As online services store more and more personal data, whether it’s for completing purchases or for holding photos and videos, there’s a clear need for people to understand what they can do to make sure their personal data is not accessed without their knowledge and consent.
With this in mind, a new free cybersecurity course from The Open University called “Introduction to Cyber Security” starts October 13 and runs for eight weeks, and is designed to teach internet users how to use privacy technologies and good security practices.
Hosted by writer and online activist Cory Doctorow, the course promises to teach the fundamentals of cryptography, information security, and privacy. The emphasis is on providing practical knowledge on how to protect against government surveillance and identity theft, as well as from voyeurs looking to steal to invade privacy and steal private files.

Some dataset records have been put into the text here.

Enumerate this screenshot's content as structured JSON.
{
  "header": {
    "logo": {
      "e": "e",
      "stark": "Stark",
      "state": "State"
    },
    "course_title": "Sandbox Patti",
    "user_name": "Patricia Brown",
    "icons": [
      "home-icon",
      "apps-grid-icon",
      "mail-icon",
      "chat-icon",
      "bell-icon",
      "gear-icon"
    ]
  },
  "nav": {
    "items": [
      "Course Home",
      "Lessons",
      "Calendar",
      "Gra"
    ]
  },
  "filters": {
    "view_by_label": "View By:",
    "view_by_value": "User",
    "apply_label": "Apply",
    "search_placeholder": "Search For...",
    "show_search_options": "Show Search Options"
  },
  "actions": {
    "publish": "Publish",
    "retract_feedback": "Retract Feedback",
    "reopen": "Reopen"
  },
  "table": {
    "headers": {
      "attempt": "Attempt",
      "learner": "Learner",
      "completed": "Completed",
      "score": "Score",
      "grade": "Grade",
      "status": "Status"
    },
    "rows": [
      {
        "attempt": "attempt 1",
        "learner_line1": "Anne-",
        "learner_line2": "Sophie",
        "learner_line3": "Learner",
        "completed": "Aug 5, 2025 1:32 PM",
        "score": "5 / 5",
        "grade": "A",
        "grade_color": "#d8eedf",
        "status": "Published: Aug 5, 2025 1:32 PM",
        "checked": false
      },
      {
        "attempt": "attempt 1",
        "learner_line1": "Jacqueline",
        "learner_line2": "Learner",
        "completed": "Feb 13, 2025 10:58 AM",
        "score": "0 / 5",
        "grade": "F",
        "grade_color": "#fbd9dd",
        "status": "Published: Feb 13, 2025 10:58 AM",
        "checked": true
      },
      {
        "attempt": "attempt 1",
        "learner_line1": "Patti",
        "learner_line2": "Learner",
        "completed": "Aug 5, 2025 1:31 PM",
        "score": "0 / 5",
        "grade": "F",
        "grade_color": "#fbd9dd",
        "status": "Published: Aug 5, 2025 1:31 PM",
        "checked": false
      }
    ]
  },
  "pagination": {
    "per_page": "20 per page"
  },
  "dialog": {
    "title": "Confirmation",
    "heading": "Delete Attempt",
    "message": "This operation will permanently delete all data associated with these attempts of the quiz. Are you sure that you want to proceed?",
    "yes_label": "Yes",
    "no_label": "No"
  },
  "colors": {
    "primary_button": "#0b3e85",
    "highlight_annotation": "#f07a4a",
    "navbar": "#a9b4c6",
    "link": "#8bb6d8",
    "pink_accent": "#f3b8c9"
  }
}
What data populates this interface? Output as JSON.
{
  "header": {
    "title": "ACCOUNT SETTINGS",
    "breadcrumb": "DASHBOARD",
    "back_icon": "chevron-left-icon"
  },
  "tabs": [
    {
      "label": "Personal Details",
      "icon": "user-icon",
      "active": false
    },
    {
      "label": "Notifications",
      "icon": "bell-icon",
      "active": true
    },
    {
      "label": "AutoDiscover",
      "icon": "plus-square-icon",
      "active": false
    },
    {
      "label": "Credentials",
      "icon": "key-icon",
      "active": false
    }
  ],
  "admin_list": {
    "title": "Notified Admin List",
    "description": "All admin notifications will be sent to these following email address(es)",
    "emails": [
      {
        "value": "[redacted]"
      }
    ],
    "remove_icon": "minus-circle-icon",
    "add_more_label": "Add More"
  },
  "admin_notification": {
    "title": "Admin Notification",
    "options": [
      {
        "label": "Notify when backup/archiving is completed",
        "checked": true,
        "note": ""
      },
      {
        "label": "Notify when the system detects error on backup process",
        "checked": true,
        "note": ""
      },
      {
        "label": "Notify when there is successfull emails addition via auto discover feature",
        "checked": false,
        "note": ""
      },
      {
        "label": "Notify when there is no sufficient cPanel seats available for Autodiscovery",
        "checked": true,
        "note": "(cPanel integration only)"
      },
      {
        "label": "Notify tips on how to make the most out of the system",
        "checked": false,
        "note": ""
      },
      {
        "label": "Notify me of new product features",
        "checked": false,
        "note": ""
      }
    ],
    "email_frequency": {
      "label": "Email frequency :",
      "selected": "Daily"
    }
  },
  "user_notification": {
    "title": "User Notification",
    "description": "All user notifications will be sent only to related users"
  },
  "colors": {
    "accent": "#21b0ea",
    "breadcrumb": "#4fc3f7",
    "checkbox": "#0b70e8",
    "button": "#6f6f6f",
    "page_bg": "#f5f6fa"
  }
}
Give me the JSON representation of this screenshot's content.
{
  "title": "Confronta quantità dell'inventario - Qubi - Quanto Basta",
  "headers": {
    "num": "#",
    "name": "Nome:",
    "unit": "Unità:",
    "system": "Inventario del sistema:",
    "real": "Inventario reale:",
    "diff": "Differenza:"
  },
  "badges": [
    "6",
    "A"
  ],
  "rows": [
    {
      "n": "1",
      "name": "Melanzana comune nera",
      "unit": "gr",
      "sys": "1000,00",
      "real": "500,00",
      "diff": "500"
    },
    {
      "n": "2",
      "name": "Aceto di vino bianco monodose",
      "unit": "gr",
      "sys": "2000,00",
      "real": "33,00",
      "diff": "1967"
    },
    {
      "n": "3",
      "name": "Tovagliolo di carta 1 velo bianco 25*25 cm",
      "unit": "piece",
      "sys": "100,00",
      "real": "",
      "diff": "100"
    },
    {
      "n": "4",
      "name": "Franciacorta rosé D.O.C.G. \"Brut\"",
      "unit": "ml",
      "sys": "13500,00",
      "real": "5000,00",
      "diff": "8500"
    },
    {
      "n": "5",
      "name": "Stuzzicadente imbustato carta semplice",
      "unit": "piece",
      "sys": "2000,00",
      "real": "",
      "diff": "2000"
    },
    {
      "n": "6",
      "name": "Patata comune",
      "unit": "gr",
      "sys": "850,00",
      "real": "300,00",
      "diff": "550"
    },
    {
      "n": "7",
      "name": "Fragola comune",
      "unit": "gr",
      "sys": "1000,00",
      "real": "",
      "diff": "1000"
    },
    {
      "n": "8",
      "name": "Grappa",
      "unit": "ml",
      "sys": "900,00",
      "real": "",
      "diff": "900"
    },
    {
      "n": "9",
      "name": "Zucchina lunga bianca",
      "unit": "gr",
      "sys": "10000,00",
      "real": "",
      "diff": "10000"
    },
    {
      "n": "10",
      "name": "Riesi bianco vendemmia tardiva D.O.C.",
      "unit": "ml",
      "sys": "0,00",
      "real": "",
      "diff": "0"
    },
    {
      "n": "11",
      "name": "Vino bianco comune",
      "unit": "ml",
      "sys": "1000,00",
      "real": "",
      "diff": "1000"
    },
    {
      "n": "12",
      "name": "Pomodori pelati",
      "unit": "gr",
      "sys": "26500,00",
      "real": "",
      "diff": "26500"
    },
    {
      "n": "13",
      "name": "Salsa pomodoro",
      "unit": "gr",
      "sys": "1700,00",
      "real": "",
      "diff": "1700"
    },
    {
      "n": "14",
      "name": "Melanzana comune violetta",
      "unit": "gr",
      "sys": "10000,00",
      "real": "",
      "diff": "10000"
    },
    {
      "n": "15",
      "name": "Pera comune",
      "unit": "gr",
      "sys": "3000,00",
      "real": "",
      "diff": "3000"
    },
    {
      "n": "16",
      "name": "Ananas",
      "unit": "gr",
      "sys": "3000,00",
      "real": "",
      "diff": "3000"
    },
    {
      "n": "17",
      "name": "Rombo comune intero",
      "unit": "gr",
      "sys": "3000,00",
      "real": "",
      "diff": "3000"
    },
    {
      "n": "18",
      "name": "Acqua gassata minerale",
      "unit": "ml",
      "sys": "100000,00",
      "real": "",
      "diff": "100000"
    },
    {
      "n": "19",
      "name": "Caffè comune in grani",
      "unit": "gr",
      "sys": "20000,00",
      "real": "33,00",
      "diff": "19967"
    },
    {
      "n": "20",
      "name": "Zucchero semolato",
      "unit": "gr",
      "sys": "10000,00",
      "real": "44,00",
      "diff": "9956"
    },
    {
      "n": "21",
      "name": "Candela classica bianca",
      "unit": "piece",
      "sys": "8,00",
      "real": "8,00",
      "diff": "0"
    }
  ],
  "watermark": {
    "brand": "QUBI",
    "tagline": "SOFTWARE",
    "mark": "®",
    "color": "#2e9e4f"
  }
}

A recent example of stolen personal data was last weekend when private photos of dozens of female celebrities were stolen from private iCloud accounts and released to the public. It appears that individual users had their iCloud accounts compromised. Apple has said that the accounts were not compromised due to a breach of its security systems.
While this places the blame on the individuals whose accounts were compromised, the mere number of accounts that were broken into illustrates how difficult it is to keep accounts safe. And the lack of knowledge of how to keep accounts safe is an underlying problem that affects the security of all kinds cloud services.
Doctorow’s security course will help people inform themselves on how to use online services securely. But for those building online services there are also other free courses such as “Usable Security”, a course led by the University of Maryland’s Jennifer Golbeck, designed to help build secure systems with a human-centric focus.
In order for online services to rebuild trust in the eyes of the public, they need to provide information and training, and even let customers know what security threats they pose to themselves.